This is a subject I really feel I should have known a great deal more about, but it is almost entirely new to me. The trigger was a chapter from A Short History of the World in 50 Lies by Natasha Tidd, Michel O’Mara Books Limited, 2023, a book I will come back to later. The Buggery Act was passed during the reign of Henry VIII in 1533, “buggery” having a wider meaning than it does now (broadly, any sexual act which was not procreative). Thomas Cromwell was the instigator and it was part of his remit to weaken the power of the Roman Catholic Church by taking the matter into civil rather than ecclesiastical law and was also perhaps intended to be used against its clergy, helping eventually to bring about the Reformation. The intention was that it would then be forgotten about and lapse into disuse. The king, when he turned on Cromwell, fabricated charges of the use of magic and buggery against Walter Hungerford, on top of treason, who was to be executed alongside Cromwell. Hungerford was beheaded in 1540. The Act was tweaked to make it less of a temporary measure, repealed in 1553 but brought back in 1562 and under it thousands of men were charged and hundreds executed. It was only replaced as late as 1828 with the Offences Against the Person Act and buggery remained a capital offence until 1861 when a new version was enacted.
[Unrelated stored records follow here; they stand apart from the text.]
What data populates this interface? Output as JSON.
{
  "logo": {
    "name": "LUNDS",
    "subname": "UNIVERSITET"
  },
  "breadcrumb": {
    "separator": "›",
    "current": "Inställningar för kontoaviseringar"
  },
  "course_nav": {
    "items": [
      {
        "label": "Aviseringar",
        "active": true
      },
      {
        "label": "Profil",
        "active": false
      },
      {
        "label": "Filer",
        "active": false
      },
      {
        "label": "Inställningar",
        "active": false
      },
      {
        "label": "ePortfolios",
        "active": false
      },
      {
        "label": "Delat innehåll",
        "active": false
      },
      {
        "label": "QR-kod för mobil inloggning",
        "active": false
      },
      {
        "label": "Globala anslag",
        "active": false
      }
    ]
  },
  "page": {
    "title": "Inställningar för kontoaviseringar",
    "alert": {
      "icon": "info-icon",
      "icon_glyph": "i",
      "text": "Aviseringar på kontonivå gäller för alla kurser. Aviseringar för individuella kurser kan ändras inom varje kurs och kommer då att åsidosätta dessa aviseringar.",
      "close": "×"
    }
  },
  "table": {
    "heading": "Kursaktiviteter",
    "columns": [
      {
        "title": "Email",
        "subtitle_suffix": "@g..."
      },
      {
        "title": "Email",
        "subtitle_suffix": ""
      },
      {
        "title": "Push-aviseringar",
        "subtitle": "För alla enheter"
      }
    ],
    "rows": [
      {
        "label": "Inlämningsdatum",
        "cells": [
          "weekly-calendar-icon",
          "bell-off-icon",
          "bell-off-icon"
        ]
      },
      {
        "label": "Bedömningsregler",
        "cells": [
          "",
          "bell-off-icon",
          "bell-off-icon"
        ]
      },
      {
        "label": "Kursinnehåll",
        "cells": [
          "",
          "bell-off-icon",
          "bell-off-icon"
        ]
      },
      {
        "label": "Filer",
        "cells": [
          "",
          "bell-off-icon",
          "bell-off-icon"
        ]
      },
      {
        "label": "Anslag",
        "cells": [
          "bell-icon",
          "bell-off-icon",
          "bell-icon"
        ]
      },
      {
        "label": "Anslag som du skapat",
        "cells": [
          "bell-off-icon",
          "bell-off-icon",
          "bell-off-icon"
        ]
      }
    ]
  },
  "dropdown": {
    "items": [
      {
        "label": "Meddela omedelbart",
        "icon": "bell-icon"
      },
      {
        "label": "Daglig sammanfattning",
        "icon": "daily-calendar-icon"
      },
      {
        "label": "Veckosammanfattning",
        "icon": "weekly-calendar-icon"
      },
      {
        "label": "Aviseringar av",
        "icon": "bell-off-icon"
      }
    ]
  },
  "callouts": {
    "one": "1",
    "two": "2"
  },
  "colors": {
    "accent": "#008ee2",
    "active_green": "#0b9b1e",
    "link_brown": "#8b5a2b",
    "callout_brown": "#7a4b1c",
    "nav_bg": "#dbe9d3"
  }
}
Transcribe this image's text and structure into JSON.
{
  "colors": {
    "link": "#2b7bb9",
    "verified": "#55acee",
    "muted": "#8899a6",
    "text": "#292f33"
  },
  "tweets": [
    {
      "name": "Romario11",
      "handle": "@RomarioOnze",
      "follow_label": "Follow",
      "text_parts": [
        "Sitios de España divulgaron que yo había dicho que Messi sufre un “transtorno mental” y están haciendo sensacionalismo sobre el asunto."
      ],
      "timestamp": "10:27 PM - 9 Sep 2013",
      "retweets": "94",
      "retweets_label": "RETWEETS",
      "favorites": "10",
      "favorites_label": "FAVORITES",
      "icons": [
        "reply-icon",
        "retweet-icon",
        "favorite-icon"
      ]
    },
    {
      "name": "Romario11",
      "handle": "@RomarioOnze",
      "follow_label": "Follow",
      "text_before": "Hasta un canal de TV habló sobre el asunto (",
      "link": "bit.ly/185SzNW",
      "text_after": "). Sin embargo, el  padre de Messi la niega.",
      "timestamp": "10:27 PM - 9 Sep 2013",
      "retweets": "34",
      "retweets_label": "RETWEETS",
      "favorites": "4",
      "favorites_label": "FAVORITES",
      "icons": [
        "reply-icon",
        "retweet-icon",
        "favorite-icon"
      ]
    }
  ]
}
As far as private consensual homosexual acts for those over the age of 21 was concerned, the laws were repealed as recently as 1967. Heterosexual anal sex remained illegal until 1994 and the offence of buggery was only finally and formally removed from legislation in England and Wales in 2003.
I was vaguely aware of most of this although fuzzy about the details, but what has really shocked me are the far-reaching consequences globally as the law was exported through colonialism.
A 2019 Newsweek report stated that there were 71 countries where homosexuality remained illegal. According to the BBC this was down to 63 in 2023, around half of those being in Africa. 29 of those 63 are Commonwealth countries.
Everywhere one looks, it seems, are dreadful legacies of the British Empire.